Masalah perencanaan ini bisa dilihat juga dari Naskah Akademik Rancangan Undang-Undang Ibu Kota Negara, kendati RUU tersebut kini sudah disahkan DPR menjadi undang-undang. Lucunya, proyek sebesar ini hanya merujuk pada 17 referensi sebagai daftar pustaka. Terlalu sedikit untuk dijadikan referensi pemindahan ibu kota yang begitu besar dengan naskah akademis yang begitu dangkal dan sumir.
Selain itu pembangunan infrastruktur yang mengharuskan menggusur lahan masyarakat, menjadi anti tesis yang memiskinkan masyarakat dari pembangunan infrastruktur. Penggusuran lahan, termasuk pemukiman, dianggap tidak berpihak kepada masyarakat. Pasalnya, nilai ganti rugi terkadang tidak sebanding, saat masyarakat ingin membeli lahan yang baru.
Pembangunan infrastruktur, membuat banyak masyarakat merasa dilanggar hak-haknya. Padahal semestinya orientasi pembangunan yang tidak hanya pembangunan fisik, namun juga sumber daya manusia.

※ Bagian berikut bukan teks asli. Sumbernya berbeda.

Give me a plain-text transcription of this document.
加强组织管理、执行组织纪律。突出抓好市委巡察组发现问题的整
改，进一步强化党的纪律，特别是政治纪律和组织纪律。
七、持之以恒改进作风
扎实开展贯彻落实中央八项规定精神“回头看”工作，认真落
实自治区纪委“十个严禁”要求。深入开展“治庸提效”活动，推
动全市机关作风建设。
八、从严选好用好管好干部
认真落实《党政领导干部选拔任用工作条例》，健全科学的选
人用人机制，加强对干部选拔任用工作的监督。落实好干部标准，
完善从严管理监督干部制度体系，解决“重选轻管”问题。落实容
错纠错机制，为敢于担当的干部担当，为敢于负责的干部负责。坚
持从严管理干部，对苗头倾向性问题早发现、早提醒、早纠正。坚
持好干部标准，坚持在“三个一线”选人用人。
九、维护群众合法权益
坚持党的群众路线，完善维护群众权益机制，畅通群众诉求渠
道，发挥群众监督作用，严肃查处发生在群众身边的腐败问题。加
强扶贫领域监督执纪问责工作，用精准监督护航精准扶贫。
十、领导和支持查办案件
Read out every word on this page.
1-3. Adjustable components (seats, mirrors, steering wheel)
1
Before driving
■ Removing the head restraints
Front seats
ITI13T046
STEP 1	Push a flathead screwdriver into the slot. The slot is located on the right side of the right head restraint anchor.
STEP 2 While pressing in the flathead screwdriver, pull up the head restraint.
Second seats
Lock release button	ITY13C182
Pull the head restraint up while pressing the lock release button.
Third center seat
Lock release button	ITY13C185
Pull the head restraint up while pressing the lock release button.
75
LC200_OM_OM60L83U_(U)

Dalam catatan YLBHI masalah ini menimbulkan banyak aduan masyarakat atas pelanggaran hak akibat pembangunan infrastruktur masuk dari semua wilayah. Di Palembang, LBH setempat menerima pengaduan kasus pembangunan jalan tol. Kemudian di LBH Padang, ada aduan tentang proyek pembangkit listrik tenaga geothermal. LBH Bandung menerima pengaduan soal pembangunan PLTU Batubara Cirebon dan Bendungan Jatiegede, dan masih banyak kasus pengadun lain seiring pembangunan infrastruktur.
Kasus-kasus pengaduan itu menunjukkan bahwa pembangunan ekonomi dan infrastruktur dilakukan dengan mengambil hak masyarakat. Hasilnya, pembangunan infrastruktur meski ditujukan untuk meningkatkan derajat kesejahteraan, tetap dominan “efek memiskinkan” yang tidak bisa dihindari, di satu sisi ingin meningkatkan perekonomian masyarakat, namun di lain sisi menghilangkan akses masyarakat pada sumber pendapatannya
Lalu, seberapa lama program pembangunan infrastruktur membawa dampak pada pembangunan ekonomi?
Tidak ada jawaban yang pasti, tergantung jenis infrastruktur yang dibangun, apakah jalan, listrik, bandara, atau jenis lainnya. Ada yang berpendapat bahwa dampak dari pembangunan infrastruktur baru akan terasa dalam 2-3 tahun ke depan, namun faktanya bisa lebih 1 atau 2 dasa warsa.
Selama masa tunggu ini, masyarakat lokal hanya jadi penonton dari pertumbuhan pesat di wilayahnya. Sementara kerusakan lingkungan yang berakibat langsung pada kehidupan dan kesehatan mereka berlangsung sepanjang masa.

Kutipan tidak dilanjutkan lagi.